More than four decades after the Bankruptcy Code was enacted, we are still tripping over the lingering conundrums of Chapter 13.
Four decades, and appeals courts haven’t brought clarity and predictability to what should be a simple, well understood process for individuals to reorganize their financial lives.
I speak of course about the mysteries of property of the estate, vesting, and plan modification.
Section 1306 tells us that property of the estate includes assets and income acquired during the case.
Section 1327 recites that confirmation vests all property of the estate in the debtor.
Section 1329(b) provides for modification of a confirmed plan. A modified plan must comply with
- 1322(a)
- 1322(b)
- 1323(c)
- 1325(a)
So the modified plan must include all the debtor’s income, pay priority claims in full, and all claims within a class get the same treatment. Optional provisions of a plan are laid out in 1322(b). A secured creditor’s acceptance or rejection of a plan applies to a modified plan, unless the creditor changes its stance.
Not difficult so far.
Section 1325(a)(4) is where things get tricky. A confirmed plan must meet the liquidation test by paying not less than unsecureds would get if the “estate of the debtor” were liquidated under Chapter 7 on the effective date of the plan. And thus, so must a modified plan, which becomes the plan absent objection.

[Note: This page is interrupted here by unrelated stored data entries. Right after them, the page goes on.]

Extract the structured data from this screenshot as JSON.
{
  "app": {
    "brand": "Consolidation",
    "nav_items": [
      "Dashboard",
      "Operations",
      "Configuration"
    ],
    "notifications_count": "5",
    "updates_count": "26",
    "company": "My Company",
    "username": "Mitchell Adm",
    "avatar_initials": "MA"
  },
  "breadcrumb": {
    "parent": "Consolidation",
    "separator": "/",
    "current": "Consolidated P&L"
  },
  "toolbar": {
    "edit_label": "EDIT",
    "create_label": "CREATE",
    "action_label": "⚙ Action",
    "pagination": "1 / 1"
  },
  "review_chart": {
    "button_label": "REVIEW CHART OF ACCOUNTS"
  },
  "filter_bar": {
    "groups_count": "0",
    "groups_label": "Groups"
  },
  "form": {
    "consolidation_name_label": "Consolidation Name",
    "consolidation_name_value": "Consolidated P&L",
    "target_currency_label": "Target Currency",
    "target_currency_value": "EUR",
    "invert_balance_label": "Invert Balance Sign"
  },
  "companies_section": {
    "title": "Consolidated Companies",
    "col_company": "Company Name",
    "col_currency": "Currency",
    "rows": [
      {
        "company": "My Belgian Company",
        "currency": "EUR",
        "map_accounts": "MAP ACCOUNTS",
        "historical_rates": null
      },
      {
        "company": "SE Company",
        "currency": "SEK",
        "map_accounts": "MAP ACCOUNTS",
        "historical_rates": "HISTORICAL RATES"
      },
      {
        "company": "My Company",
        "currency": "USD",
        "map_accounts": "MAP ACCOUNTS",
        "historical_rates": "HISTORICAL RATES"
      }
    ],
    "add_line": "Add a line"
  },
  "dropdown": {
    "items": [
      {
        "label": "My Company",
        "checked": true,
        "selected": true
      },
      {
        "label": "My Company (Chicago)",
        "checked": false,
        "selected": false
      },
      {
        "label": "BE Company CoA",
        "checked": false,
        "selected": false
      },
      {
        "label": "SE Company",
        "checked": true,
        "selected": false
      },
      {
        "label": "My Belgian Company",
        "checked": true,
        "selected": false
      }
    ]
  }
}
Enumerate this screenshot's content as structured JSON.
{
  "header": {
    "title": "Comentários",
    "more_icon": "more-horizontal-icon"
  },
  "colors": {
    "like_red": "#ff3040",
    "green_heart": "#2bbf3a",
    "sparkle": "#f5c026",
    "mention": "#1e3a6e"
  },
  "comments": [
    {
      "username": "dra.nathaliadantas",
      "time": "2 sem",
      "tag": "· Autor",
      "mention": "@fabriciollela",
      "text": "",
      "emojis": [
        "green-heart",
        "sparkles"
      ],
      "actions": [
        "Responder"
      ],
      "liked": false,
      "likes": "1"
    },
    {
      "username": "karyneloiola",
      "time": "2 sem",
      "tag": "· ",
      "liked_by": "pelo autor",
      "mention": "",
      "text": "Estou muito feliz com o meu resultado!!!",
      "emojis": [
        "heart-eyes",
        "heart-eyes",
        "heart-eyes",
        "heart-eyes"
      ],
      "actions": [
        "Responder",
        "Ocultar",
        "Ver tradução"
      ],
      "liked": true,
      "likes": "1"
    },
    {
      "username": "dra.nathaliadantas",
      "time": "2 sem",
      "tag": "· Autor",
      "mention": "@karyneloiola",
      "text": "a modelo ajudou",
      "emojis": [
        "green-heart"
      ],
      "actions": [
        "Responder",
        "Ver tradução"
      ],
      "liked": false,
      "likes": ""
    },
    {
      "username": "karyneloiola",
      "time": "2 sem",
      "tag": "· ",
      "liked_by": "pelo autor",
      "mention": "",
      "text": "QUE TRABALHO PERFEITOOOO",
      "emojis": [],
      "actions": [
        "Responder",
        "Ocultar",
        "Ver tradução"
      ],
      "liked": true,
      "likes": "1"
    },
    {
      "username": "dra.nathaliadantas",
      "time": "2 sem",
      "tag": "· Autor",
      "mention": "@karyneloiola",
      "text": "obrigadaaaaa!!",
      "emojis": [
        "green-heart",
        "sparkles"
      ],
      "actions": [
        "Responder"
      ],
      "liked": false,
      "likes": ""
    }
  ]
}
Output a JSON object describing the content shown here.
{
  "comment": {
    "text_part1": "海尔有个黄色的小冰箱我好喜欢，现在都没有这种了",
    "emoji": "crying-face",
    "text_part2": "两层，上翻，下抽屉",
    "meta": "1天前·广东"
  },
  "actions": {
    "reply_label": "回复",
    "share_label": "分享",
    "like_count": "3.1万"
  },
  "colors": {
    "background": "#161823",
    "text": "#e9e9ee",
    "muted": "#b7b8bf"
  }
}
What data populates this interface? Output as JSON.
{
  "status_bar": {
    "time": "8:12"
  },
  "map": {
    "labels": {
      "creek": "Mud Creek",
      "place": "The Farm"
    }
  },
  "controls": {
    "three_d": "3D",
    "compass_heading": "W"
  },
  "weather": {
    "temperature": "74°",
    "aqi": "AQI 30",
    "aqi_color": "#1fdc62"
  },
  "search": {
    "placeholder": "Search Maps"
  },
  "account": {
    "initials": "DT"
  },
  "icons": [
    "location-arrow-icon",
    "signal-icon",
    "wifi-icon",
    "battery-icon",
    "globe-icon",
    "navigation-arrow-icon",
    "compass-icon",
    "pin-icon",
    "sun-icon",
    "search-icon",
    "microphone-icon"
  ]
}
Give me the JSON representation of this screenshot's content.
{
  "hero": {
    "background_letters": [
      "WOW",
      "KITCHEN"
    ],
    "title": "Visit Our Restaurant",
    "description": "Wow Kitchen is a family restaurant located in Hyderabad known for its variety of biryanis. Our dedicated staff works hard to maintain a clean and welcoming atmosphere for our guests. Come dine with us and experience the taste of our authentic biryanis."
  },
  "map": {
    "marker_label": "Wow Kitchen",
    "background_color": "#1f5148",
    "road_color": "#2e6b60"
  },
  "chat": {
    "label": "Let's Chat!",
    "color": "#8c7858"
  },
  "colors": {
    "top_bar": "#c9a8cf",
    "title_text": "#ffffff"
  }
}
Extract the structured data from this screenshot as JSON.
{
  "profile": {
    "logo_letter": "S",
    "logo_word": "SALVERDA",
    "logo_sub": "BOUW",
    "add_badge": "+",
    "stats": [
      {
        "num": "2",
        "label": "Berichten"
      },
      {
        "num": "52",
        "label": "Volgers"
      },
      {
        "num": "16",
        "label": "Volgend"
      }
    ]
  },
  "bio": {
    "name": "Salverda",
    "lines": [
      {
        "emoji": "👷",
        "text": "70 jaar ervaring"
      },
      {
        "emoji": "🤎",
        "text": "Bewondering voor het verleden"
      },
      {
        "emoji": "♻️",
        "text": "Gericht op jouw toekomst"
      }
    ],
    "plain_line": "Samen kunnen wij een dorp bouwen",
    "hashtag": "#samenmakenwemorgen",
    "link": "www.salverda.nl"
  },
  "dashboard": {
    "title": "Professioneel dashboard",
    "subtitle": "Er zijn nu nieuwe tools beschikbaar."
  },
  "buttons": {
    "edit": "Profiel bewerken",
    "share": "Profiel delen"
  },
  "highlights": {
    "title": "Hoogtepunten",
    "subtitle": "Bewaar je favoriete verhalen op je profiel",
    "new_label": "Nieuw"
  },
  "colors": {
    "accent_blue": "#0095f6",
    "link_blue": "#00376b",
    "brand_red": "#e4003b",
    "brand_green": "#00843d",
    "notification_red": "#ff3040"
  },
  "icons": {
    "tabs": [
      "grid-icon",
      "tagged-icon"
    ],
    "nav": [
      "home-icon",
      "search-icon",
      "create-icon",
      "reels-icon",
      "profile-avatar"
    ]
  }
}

What the hell is the “estate of the debtor”? Is it different than the bankruptcy estate?” Does it include the property that has vested in the debtor under 1327(b)? Everything the debtor owns at the point of modification ? Does it include post petition preferential payments? Constructively fraudulent transfers?
Of course, all of this comes to a head when something good happens to a debtor post filing: an inheritance; a settlement of a post petition damage suit; the grant or maturation of employment-based stock options.
And the courts have devised no less than four answers to the question, summarized in Jones v. FTB. Yet despite the obvious and longstanding conflict between the circuits, we’ve gotten no guidance from the Supreme Court.
Four different answers is no way to run a bankruptcy system.
An issue only when the news is good
The courts that find that prepetition creditors have an interest in post petition acquisitions blithely add the acquisition’s value to the liquidation analysis and decree that it be devoted to increased dividends to creditors.
Yet, as far as I can find, no court has approved a modification that reduced the liquidation dividend when assets have lost value, such as falling stock values, catastrophic events, or business failure.
Can it be that, without saying so, the modification statute is a one-way street, only going up to an increased dividend, but not down?
And if we perform the liquidation analysis anew at modification, how do we treat real estate appreciation? If current value now exceeds the available exemption, must it be added to the analysis? And what if the available exemptions are different on the effective date of a modified plan from the exemptions at the commencement of the case?
Uncertainty is costly
These very fundamental complexities harm the Chapter 13 world. Even if we know what stance the circuit court where we practice has taken on some of these issues, we’re left guessing the answers to the remaining questions. And therefor, it’s hard to explain, much less assure, a prospective Chapter 13 debtor.
Uncertainty also is costly in the form of attorneys fees should something superficially good happen to a Chapter 13 debtor, necessitating a tussle with the Chapter 13 trustee.
The Chapter 13 bargain is markedly less appealing when one gambles that nothing good will happen to you in the next five years, lest it be snatched away as property of the estate pledged to past creditors.
While that might have been a tenable bargain when the Chapter 13 super discharge applied, but the shrunken discharge measures poorly against the financial risks.
Other than gnash my teeth, I can do little but shout out for a resolution.